Even if you decide not to implement this, we encourage you to think about how you would implement it. This is a nice example of the kinds of design questions that often arise in functional programming: on the one hand, we would like our parser to be pure, while on the other hand file inclusion requires IO.

Other information

Please ask (early!) any qualifying questions about the specification on Piazza.

You can use attoparsec and bytestring for this lab (or you can roll your own parser if you'd like). For testing, you should use hspec and/or QuickCheck.

A useful resource for learning more about parser combinator libraries like attoparsec is chapter 16 of Real World Haskell, Using Parsec. (This chapter covers Parsec, which is similar but not identical to attoparsec. You will nevertheless find it a useful companion to the attoparsec documentation.)

Due Date

Lab 2 should be submitted by the start of class on January 27.

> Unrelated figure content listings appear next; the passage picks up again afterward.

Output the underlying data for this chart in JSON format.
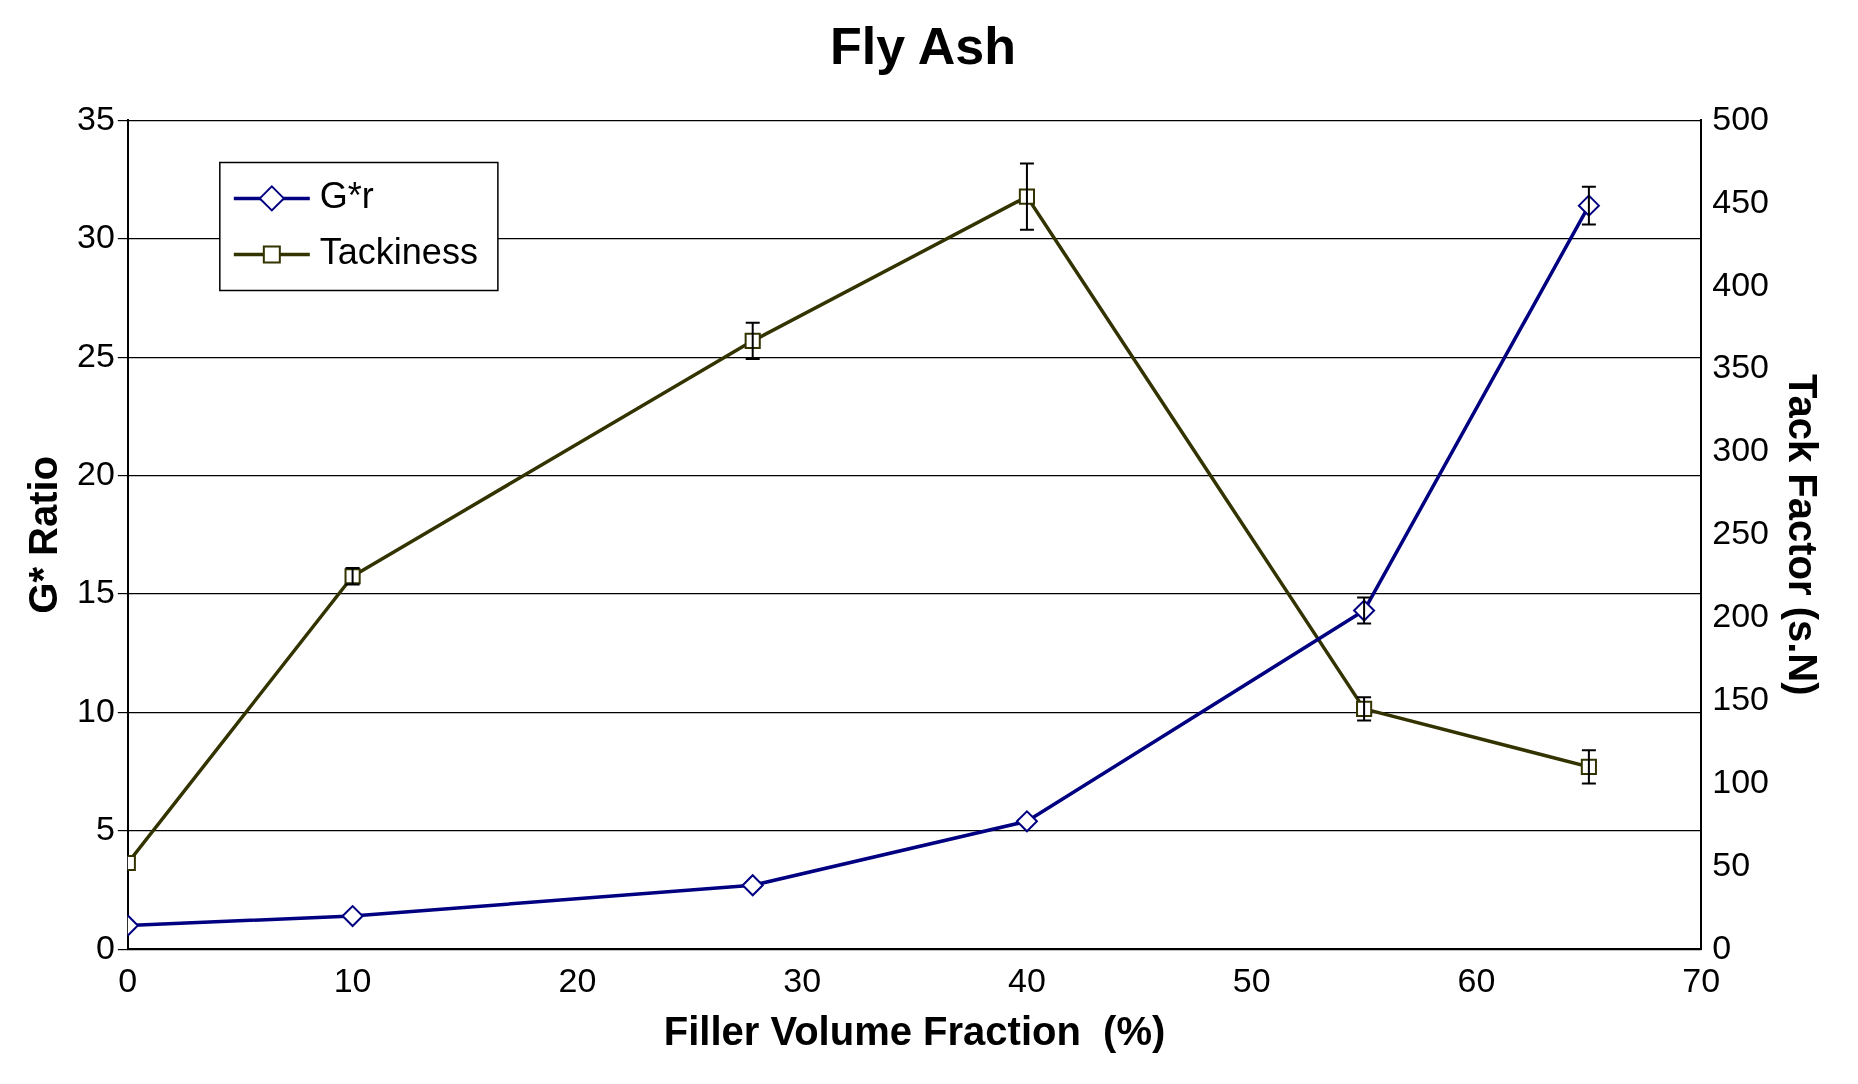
{
  "chart_data": {
    "type": "line",
    "title": "Fly Ash",
    "xlabel": "Filler Volume Fraction  (%)",
    "ylabel": "G* Ratio",
    "y2label": "Tack Factor (s.N)",
    "xlim": [
      0,
      70
    ],
    "xticks": [
      0,
      10,
      20,
      30,
      40,
      50,
      60,
      70
    ],
    "ylim": [
      0,
      35
    ],
    "yticks": [
      0,
      5,
      10,
      15,
      20,
      25,
      30,
      35
    ],
    "y2lim": [
      0,
      500
    ],
    "y2ticks": [
      0,
      50,
      100,
      150,
      200,
      250,
      300,
      350,
      400,
      450,
      500
    ],
    "grid": "y",
    "legend": "top left",
    "line_style": "solid",
    "series": [
      {
        "name": "G*r",
        "color": "#000080",
        "marker": "diamond",
        "x": [
          0,
          10,
          27.8,
          40,
          55,
          65
        ],
        "values": [
          1.0,
          1.4,
          2.7,
          5.4,
          14.3,
          31.4
        ],
        "errors": [
          null,
          null,
          null,
          null,
          0.55,
          0.8
        ]
      },
      {
        "name": "Tackiness",
        "color": "#333300",
        "marker": "square",
        "axis": "y2",
        "x": [
          0,
          10,
          27.8,
          40,
          55,
          65
        ],
        "values": [
          52,
          225,
          367,
          454,
          145,
          110
        ],
        "errors": [
          null,
          5,
          11,
          20,
          7,
          10
        ]
      }
    ]
  }
}
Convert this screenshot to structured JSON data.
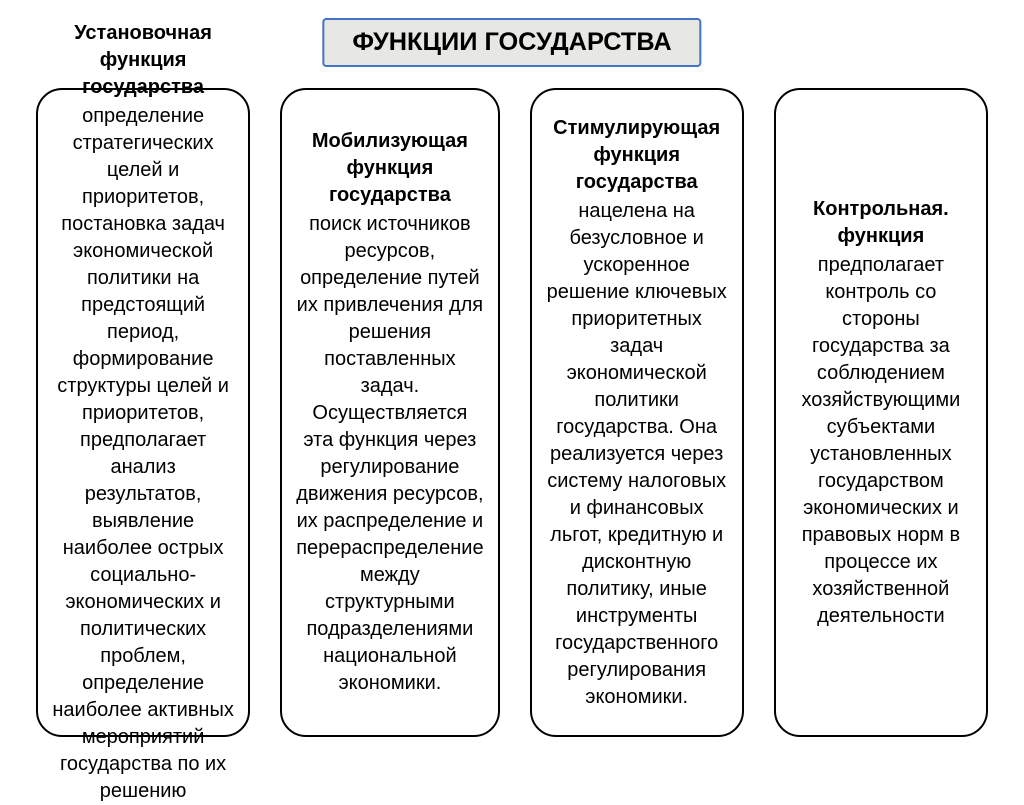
{
  "page": {
    "background_color": "#ffffff"
  },
  "title": {
    "text": "ФУНКЦИИ ГОСУДАРСТВА",
    "border_color": "#4472c4",
    "background_color": "#e7e7e4",
    "text_color": "#000000",
    "font_size_pt": 19
  },
  "cards": {
    "border_color": "#000000",
    "text_color": "#000000",
    "font_size_pt": 15,
    "items": [
      {
        "title": "Установочная функция государства",
        "body": "определение стратегических целей и приоритетов, постановка задач экономической политики на предстоящий период, формирование структуры целей и приоритетов, предполагает анализ результатов, выявление наиболее острых социально-экономических и политических проблем, определение наиболее активных мероприятий государства по их решению"
      },
      {
        "title": "Мобилизующая функция государства",
        "body": "поиск источников ресурсов, определение путей их привлечения для решения поставленных задач. Осуществляется эта функция через регулирование движения ресурсов, их распределение и перераспределение между структурными подразделениями национальной экономики."
      },
      {
        "title": "Стимулирующая функция государства",
        "body": "нацелена на безусловное и ускоренное решение ключевых приоритетных задач экономической политики государства. Она реализуется через систему налоговых и финансовых льгот, кредитную и дисконтную политику, иные инструменты государственного регулирования экономики."
      },
      {
        "title": "Контрольная. функция",
        "body": "предполагает контроль со стороны государства за соблюдением хозяйствующими субъектами установленных государством экономических и правовых норм в процессе их хозяйственной деятельности"
      }
    ]
  }
}
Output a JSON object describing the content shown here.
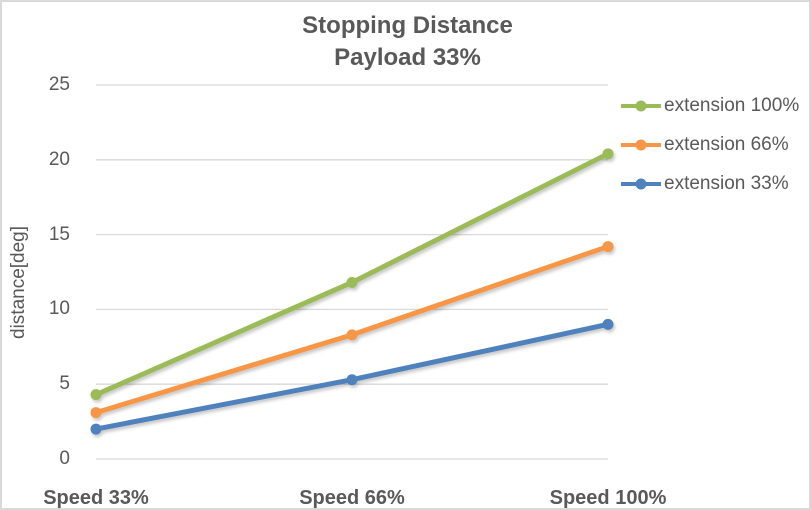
{
  "title": {
    "line1": "Stopping Distance",
    "line2": "Payload 33%"
  },
  "axes": {
    "y_label": "distance[deg]",
    "y_ticks": [
      0,
      5,
      10,
      15,
      20,
      25
    ],
    "x_categories": [
      "Speed 33%",
      "Speed 66%",
      "Speed 100%"
    ]
  },
  "legend": {
    "items": [
      {
        "label": "extension 100%",
        "color": "#9BBB59"
      },
      {
        "label": "extension 66%",
        "color": "#F79646"
      },
      {
        "label": "extension 33%",
        "color": "#4F81BD"
      }
    ]
  },
  "chart_data": {
    "type": "line",
    "title": "Stopping Distance Payload 33%",
    "xlabel": "",
    "ylabel": "distance[deg]",
    "ylim": [
      0,
      25
    ],
    "ytick_step": 5,
    "grid": true,
    "legend_position": "right",
    "categories": [
      "Speed 33%",
      "Speed 66%",
      "Speed 100%"
    ],
    "series": [
      {
        "name": "extension 100%",
        "color": "#9BBB59",
        "values": [
          4.3,
          11.8,
          20.4
        ]
      },
      {
        "name": "extension 66%",
        "color": "#F79646",
        "values": [
          3.1,
          8.3,
          14.2
        ]
      },
      {
        "name": "extension 33%",
        "color": "#4F81BD",
        "values": [
          2.0,
          5.3,
          9.0
        ]
      }
    ]
  },
  "colors": {
    "text": "#595959",
    "gridline": "#D9D9D9",
    "border": "#D9D9D9",
    "background": "#FFFFFF"
  }
}
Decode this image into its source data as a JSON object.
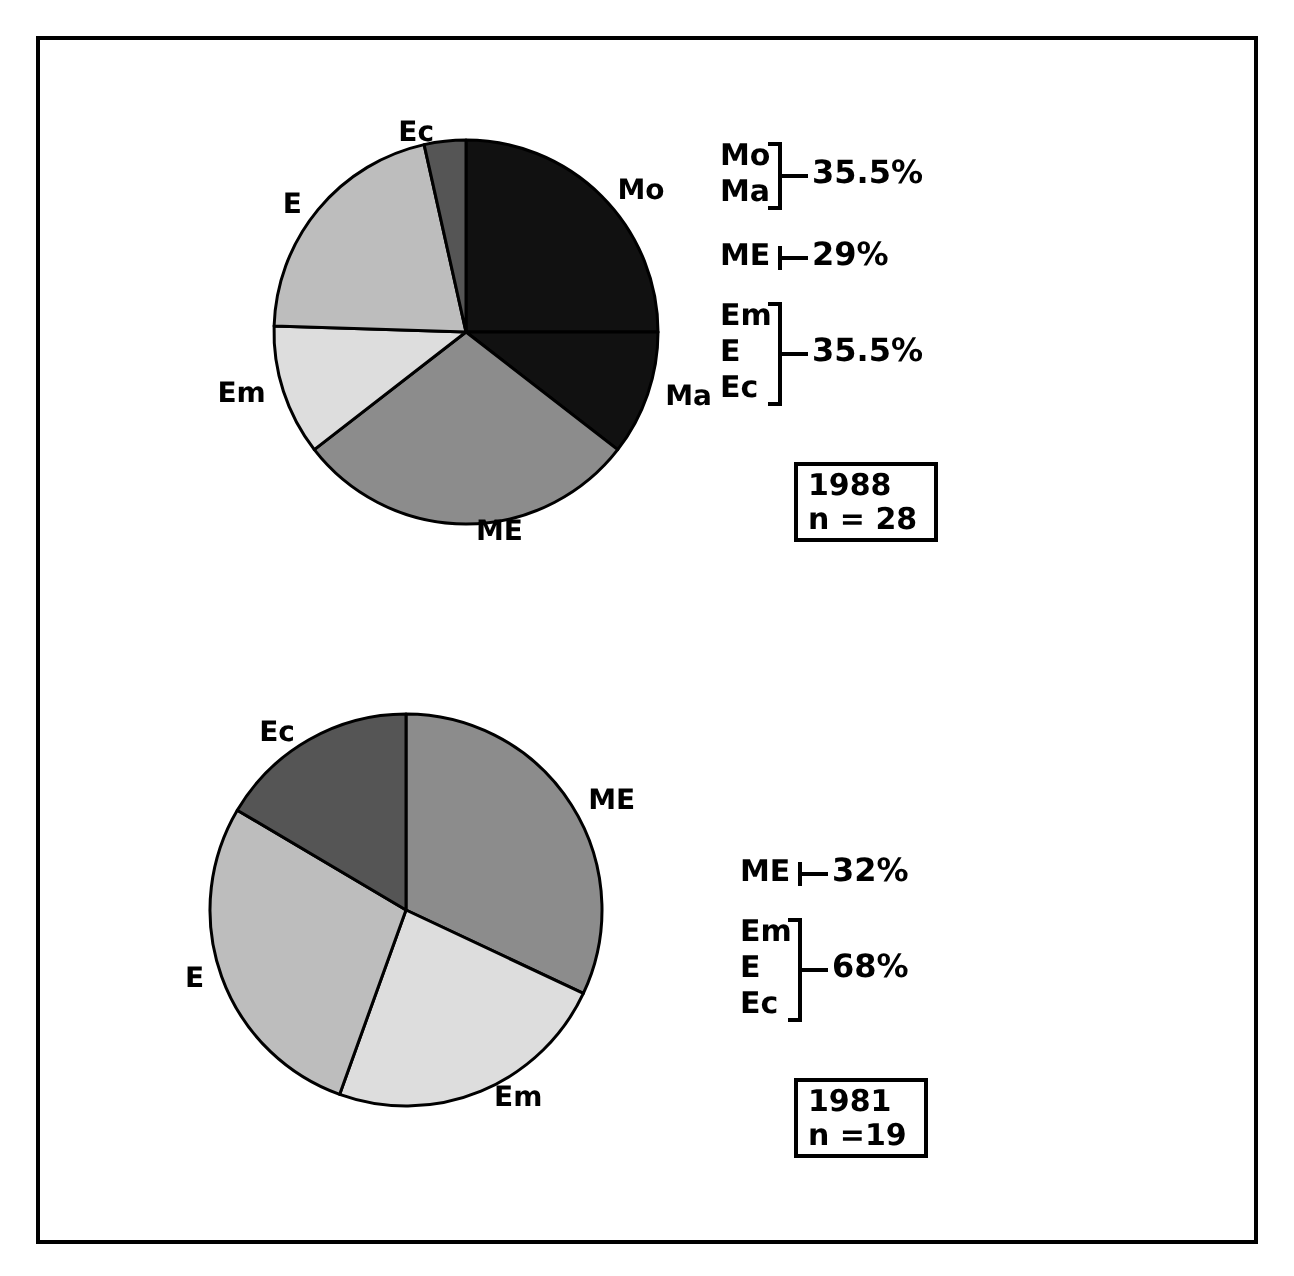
{
  "chart_data": [
    {
      "type": "pie",
      "title": "1988",
      "subtitle": "n = 28",
      "categories": [
        "Mo",
        "Ma",
        "ME",
        "Em",
        "E",
        "Ec"
      ],
      "values": [
        25,
        10.5,
        29,
        11,
        21,
        3.5
      ],
      "colors": [
        "#111111",
        "#111111",
        "#8c8c8c",
        "#dddddd",
        "#bdbdbd",
        "#555555"
      ],
      "annotations": [
        "Mo\nMa\n35.5%",
        "ME\n29%",
        "Em\nE\nEc\n35.5%"
      ]
    },
    {
      "type": "pie",
      "title": "1981",
      "subtitle": "n =19",
      "categories": [
        "ME",
        "Em",
        "E",
        "Ec"
      ],
      "values": [
        32,
        23.5,
        28,
        16.5
      ],
      "colors": [
        "#8c8c8c",
        "#dddddd",
        "#bdbdbd",
        "#555555"
      ],
      "annotations": [
        "ME\n32%",
        "Em\nE\nEc\n68%"
      ]
    }
  ]
}
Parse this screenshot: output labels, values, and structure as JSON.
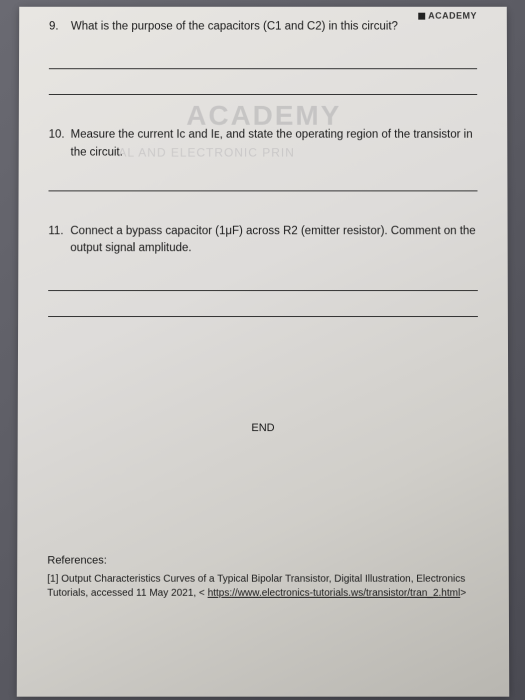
{
  "header": {
    "brand": "ACADEMY"
  },
  "watermarks": {
    "main": "ACADEMY",
    "sub": "AL AND ELECTRONIC PRIN"
  },
  "questions": {
    "q9": {
      "num": "9.",
      "text": "What is the purpose of the capacitors (C1 and C2) in this circuit?"
    },
    "q10": {
      "num": "10.",
      "text": "Measure the current Iᴄ and Iᴇ, and state the operating region of the transistor in the circuit."
    },
    "q11": {
      "num": "11.",
      "text": "Connect a bypass capacitor (1μF) across R2 (emitter resistor). Comment on the output signal amplitude."
    }
  },
  "end": "END",
  "references": {
    "heading": "References:",
    "item1_prefix": "[1] Output Characteristics Curves of a Typical Bipolar Transistor, Digital Illustration, Electronics Tutorials, accessed 11 May 2021, < ",
    "item1_link": "https://www.electronics-tutorials.ws/transistor/tran_2.html",
    "item1_suffix": ">"
  }
}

You have 48 hours of late days for the three labs. They are consumed in 24 hour blocks and are used automatically. After they are used, you'll have the maximum grade you can receive for a late lab reduced by 25% each day.

Stack -- Build & Test Tool

We are using the stack build tool for this course. Once getting the skeleton code, you should be able to run:

    stack setup
    stack build
    stack test
    stack exec parseini-exe

We have provided an overview of Stack here.

Provided Files

The files provided to get started are:

parseini.cabal, stack.yaml -- specifies the build system.
src/ParseIni.hs -- implement your pure parser here
src/PrettyPrintIni.hs -- implement your pretty-printer here
app/Main.hs -- implement the command line interface to your pure functions here (argument parsing, stdin/stdout handling).
test/Spec.hs -- the test harness. You need to edit this and add your own tests! We provide a few very simple ones.

PLEASE DON'T CHANGE THE INTERFACE OF THE ParseIni.hs OR PrettyPrint.hs MODULES, AS WE WILL EXPECT IT TO BE THE SAME WHEN TESTING! (Do not add any extra source files, either.)

Testing Lab 2

Some skeleton code for a test framework is provided in test/Spec.hs. You'll need to edit it to add your own tests. The test framework uses a Haskell package called hspec. Please refer to it for documentation on how to use it.

Grading

We strongly encourage you to take testing seriously and write a comprehensive test suite. Grading will be only on functionality, but we will try to give feedback on your coding style.

Submitting

First, simply type:

    stack sdist

This will generate a tar file of your code. Please don't add any extra source files without changing the tr.cabal file correspondingly. Otherwise, your submission will be broken and missing files.

Then go to upload.ghc.io and submit your work through the online form. You can resubmit as many times as you want up until the deadline.

If you have any trouble submitting on-line, then please post on Piazza or email the staff mailing .

Suggested Music

We suggest you listen to The Flaming Lips - The Soft Bulletin if you need music while programming.